The number of customers contributing more than $100,000 in annual revenue jumped 46% year over year. At just 2,916 of them, though, there's still a lot of room to grow.
2. Upstart
This innovative fintech was a market darling following its initial public offering in late 2020, but the good times didn't last long. Upstart's stock price peaked last October and has since lost more than 90% of its value.
Since the 1980s, three-digit Fair Isaac (FICO -0.36%) scores have been the main way financial institutions evaluate credit risk for individual borrowers. If those potential borrowers haven't jumped through the right hoops, though, prohibitively low scores can end their relationship with a lender before it begins.

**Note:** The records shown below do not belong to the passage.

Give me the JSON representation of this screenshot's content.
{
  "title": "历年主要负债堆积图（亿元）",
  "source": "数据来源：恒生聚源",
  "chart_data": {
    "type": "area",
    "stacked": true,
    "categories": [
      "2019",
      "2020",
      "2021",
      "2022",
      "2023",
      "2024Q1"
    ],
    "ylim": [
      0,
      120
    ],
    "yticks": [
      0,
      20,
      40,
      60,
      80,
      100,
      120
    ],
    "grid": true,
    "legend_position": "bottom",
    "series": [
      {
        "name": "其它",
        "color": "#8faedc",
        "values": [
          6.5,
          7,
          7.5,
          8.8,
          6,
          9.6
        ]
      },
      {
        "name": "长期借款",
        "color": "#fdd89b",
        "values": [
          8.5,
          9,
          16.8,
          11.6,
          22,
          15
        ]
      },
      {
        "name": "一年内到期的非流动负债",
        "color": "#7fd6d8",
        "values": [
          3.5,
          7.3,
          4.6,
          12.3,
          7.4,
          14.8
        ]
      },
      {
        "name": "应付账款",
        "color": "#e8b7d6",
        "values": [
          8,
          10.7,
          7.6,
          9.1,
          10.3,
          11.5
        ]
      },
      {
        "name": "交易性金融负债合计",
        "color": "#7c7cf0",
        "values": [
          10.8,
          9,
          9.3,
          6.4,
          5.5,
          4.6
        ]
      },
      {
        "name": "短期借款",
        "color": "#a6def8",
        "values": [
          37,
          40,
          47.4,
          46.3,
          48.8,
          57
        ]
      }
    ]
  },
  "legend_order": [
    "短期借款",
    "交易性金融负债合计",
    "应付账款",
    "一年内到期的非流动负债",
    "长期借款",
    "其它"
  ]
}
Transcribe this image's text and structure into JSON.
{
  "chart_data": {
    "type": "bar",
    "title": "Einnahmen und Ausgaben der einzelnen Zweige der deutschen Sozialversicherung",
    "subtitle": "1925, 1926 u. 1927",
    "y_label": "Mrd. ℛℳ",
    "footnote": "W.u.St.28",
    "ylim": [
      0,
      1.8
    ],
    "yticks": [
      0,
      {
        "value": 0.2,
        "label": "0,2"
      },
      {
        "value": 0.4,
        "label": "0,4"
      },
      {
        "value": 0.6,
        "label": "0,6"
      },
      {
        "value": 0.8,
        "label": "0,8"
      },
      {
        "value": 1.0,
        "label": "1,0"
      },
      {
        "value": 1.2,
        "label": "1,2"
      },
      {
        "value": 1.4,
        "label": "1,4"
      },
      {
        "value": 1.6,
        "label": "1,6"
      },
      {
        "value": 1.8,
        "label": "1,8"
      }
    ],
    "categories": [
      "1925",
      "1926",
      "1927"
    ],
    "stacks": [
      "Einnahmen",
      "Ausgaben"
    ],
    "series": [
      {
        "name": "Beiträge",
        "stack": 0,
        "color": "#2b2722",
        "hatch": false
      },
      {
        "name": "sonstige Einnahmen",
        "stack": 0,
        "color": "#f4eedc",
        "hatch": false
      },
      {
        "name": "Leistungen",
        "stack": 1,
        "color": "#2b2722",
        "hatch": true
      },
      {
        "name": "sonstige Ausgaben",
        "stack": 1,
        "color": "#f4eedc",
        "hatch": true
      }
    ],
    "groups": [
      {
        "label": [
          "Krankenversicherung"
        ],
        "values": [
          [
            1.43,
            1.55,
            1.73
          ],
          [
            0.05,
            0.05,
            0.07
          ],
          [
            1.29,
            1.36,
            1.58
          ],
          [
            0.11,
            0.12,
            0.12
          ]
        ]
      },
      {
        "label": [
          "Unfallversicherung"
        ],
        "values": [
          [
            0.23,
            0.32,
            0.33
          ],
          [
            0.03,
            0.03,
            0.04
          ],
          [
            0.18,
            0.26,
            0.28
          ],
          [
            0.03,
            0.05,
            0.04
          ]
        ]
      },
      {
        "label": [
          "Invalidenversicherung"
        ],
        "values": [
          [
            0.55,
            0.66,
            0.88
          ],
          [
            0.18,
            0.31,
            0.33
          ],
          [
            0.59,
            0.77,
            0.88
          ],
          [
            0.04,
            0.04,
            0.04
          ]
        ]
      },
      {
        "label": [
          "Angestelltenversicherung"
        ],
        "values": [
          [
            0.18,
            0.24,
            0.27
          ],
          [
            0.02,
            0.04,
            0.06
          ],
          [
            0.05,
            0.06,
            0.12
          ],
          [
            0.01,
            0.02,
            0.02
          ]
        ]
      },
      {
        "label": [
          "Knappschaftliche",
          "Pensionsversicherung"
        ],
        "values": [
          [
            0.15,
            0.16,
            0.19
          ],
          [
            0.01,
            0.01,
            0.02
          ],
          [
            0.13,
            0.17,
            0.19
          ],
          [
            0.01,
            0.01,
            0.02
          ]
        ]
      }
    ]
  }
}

Upstart's lending platform uses proprietary artificial intelligence (AI) algorithms to incorporate more data points than troublesome FICO scores. This allows the company to find creditworthy borrowers whom financial institutions wouldn't have considered otherwise.
Banks and other lenders have been beating a path to Upstart's doors. In the first quarter of 2022, revenue from fees soared 170% year over year to $314 million. That was more than enough to cover operating expenses that reached just $275 million over the same time frame.
Upstart has a lot of room to grow. Instead of focusing entirely on personal loans, the company is currently expanding into the market for auto loans, which is at least six times larger than the personal-loan market. According to TransUnion, the addressable market for Upstart's auto loan segment is worth around $751 billion annually.
Since Upstart is originating heaps more loans than any other start-up trying to take on FICO, its AI engine has more data to learn from. With an expanding lead in the lucrative space for individual credit-risk assessments, the sky is the limit for this stock.